Last but not least, if the above situations do not apply, it is not good news. It means that the leaching bed is experiencing a problem.

  1. It could be that the leaching bed is simply done and needs replacing (this means contacting a licensed septic installer).
  2. It could also mean that the groundwater or ground saturation is causing problems with the leaching bed and not allowing water to exit (in the worst case, it may actually be draining into your septic tank – for example when there is a flood).
  3. Finally, it could be that your leaching bed has frozen. If these last few cases occur, it means that your septic tank is now a holding tank until the problems can be resolved (it may drain slower than before or not at all until the problem is rectified).

My filter is plugged or needs cleaning

If your filter has become plugged or is in need of cleaning, it is possible to do so yourself and is fairly straightforward.

You will want to wear waterproof gloves and will need a garden hose which is connected to a water supply. Filters generally have a handle on the top of them, and either pull straight up without much effort, or may need to be turned to unlock; you can then pull straight up.

Once you have the filter out of its holder, place it on the lawn and use the garden hose to rinse it off. If there are a lot of solids on the filter you can gently tap it against the side of the tank (the access to the septic tank) to try to dislodge the solids back into the septic.
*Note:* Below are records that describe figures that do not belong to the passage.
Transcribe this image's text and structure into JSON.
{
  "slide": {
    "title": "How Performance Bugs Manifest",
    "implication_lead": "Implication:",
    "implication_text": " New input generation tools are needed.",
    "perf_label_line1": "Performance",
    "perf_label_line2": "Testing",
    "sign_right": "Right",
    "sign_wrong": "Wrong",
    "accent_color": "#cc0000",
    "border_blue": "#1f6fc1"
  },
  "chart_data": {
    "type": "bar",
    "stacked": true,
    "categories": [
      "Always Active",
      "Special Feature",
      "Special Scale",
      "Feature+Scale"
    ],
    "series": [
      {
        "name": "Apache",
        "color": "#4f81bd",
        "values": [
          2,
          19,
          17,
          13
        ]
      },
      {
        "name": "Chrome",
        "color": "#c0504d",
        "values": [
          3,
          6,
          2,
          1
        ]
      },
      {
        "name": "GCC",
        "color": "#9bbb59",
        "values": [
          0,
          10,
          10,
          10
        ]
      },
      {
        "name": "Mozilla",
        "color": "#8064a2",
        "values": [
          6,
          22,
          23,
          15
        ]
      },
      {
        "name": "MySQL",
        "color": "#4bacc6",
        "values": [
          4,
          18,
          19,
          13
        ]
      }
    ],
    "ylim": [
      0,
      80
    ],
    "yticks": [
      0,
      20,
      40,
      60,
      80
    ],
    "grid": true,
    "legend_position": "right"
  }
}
Once the filter is clean, check the top of the filter to see if there is an arrow indicating the direction which it should point (normally arrows point to the septic bed, and not back into the tank). Place the filter back into its holder the same way you removed it (either push straight down, or with a twist at the end to lock it depending on the type you have).

One note of caution: Do not put your head or face into the septic tank, there could be gases in the tank which you do not want to breathe in. Always keep your head above the level of the lid on the tank. Also do not smoke or have open flames while working around the lid of the septic tank, as some of the gases may be combustible.

I have a broken lid!

Unfortunately this does happen and can be fixed.
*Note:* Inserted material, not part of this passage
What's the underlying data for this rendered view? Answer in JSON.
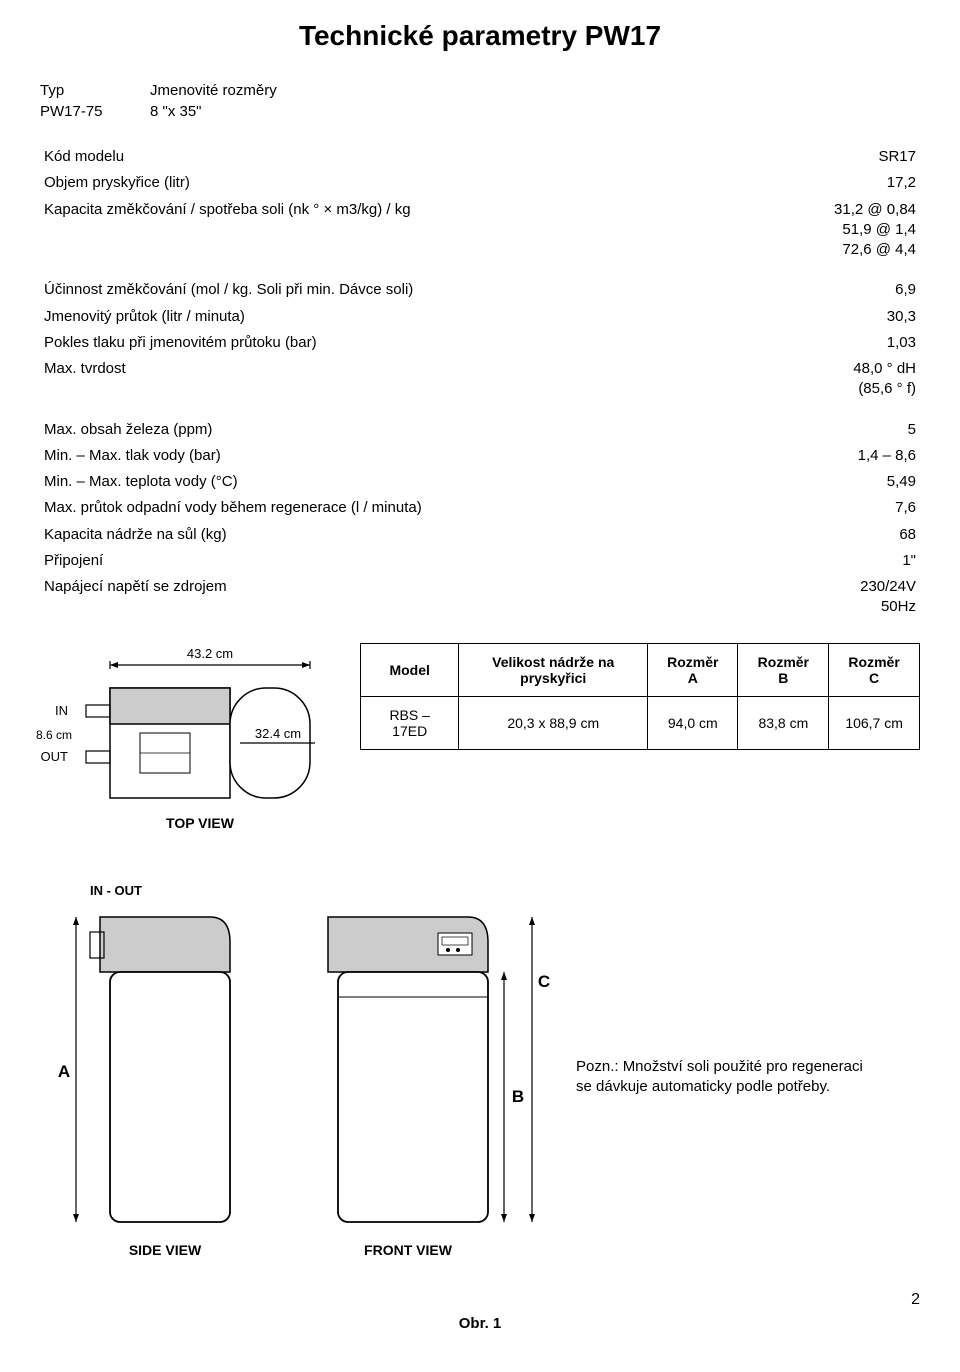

Septic tanks can produce sulphuric acid which eats the cement above the waste water level of the tank, and tends to affect the lid above the outlet to the leaching bed the most.

From the top of the lid you will not be able to tell, but the lid will be weaker and often breaks (or cracks) when removing it from the tank.
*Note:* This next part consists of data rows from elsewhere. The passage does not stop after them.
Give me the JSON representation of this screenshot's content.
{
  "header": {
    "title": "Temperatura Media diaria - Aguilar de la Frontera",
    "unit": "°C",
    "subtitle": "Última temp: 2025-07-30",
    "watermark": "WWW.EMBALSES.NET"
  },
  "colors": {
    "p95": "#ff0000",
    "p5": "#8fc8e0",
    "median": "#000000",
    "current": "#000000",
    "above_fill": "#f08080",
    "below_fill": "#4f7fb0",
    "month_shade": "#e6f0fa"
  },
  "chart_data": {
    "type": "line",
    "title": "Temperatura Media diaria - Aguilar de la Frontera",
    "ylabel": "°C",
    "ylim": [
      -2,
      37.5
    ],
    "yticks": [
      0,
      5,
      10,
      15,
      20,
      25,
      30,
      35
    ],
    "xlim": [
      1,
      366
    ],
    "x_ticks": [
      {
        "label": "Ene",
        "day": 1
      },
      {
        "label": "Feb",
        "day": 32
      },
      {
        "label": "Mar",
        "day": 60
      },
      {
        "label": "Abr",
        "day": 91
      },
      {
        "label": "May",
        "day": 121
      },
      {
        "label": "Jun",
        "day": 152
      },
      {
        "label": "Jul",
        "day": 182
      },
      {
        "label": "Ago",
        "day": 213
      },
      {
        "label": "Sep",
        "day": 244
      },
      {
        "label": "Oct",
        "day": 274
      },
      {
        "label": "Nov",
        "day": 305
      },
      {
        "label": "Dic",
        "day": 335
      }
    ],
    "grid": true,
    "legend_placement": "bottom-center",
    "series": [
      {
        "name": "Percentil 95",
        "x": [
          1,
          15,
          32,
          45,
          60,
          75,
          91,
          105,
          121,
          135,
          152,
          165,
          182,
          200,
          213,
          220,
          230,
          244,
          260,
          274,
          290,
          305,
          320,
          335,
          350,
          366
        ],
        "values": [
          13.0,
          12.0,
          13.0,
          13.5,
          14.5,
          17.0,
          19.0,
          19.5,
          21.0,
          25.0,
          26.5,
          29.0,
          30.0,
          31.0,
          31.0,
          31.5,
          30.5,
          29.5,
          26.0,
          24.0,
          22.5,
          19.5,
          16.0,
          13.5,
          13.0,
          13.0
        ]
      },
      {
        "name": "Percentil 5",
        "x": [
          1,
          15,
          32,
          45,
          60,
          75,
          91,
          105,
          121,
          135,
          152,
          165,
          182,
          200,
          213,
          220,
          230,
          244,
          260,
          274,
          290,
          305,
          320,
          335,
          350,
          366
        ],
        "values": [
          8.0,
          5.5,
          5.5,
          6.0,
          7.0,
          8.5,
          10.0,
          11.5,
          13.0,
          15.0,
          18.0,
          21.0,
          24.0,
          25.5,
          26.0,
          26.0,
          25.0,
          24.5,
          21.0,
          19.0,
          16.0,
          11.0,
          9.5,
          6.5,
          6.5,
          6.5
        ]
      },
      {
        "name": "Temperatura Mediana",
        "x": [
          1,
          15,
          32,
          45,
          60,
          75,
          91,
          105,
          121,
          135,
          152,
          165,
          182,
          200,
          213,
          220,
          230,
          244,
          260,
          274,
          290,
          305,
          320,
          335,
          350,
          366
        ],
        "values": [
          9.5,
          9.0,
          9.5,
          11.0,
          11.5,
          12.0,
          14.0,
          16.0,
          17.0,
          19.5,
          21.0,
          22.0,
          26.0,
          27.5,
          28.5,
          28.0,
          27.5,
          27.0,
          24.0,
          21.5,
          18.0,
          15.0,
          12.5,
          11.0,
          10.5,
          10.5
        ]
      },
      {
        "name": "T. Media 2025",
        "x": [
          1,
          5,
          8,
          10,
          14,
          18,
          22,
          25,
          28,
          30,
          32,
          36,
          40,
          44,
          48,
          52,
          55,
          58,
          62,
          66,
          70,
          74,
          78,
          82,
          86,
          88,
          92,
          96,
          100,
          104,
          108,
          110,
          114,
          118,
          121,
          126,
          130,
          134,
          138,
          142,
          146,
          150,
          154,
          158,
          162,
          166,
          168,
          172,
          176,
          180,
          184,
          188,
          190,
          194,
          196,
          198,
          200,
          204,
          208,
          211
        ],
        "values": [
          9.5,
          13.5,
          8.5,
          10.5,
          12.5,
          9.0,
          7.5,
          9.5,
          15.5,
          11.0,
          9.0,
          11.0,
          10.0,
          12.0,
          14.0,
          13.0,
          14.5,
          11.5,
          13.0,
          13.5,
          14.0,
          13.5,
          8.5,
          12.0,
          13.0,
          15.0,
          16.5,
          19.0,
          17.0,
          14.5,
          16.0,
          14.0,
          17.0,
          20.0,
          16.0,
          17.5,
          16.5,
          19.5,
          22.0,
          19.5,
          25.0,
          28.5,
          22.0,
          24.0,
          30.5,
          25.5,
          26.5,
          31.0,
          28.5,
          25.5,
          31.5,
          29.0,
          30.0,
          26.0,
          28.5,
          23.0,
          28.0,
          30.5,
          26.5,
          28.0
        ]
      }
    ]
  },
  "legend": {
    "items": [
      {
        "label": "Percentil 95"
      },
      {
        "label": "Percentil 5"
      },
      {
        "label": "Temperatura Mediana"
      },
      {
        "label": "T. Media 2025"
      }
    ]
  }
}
If it’s an old style lid (buried), there are not a lot of manufacturers still making them, but we can point you to those who do. We sometimes have used lids that we have saved from tanks that have been replaced and if the size is correct can provide it to you for a small cost.

If you are unable to get a replacement lid in the same style that you currently have, risers can be installed instead, bringing the lids to the surface (no more digging needed when pumping). This is the more expensive option, but tends to save you time in the future.

SOLUTION: If you’re unsure what to do, just give us a call: 613-257-3164

Water is pooling outside / smell of sewage

Something else which is to be taken seriously and handled immediately is the smell of sewage or waste water pooling on top of the ground or in surface waters.

These are signs that your system is not working correctly and needs immediate corrective action.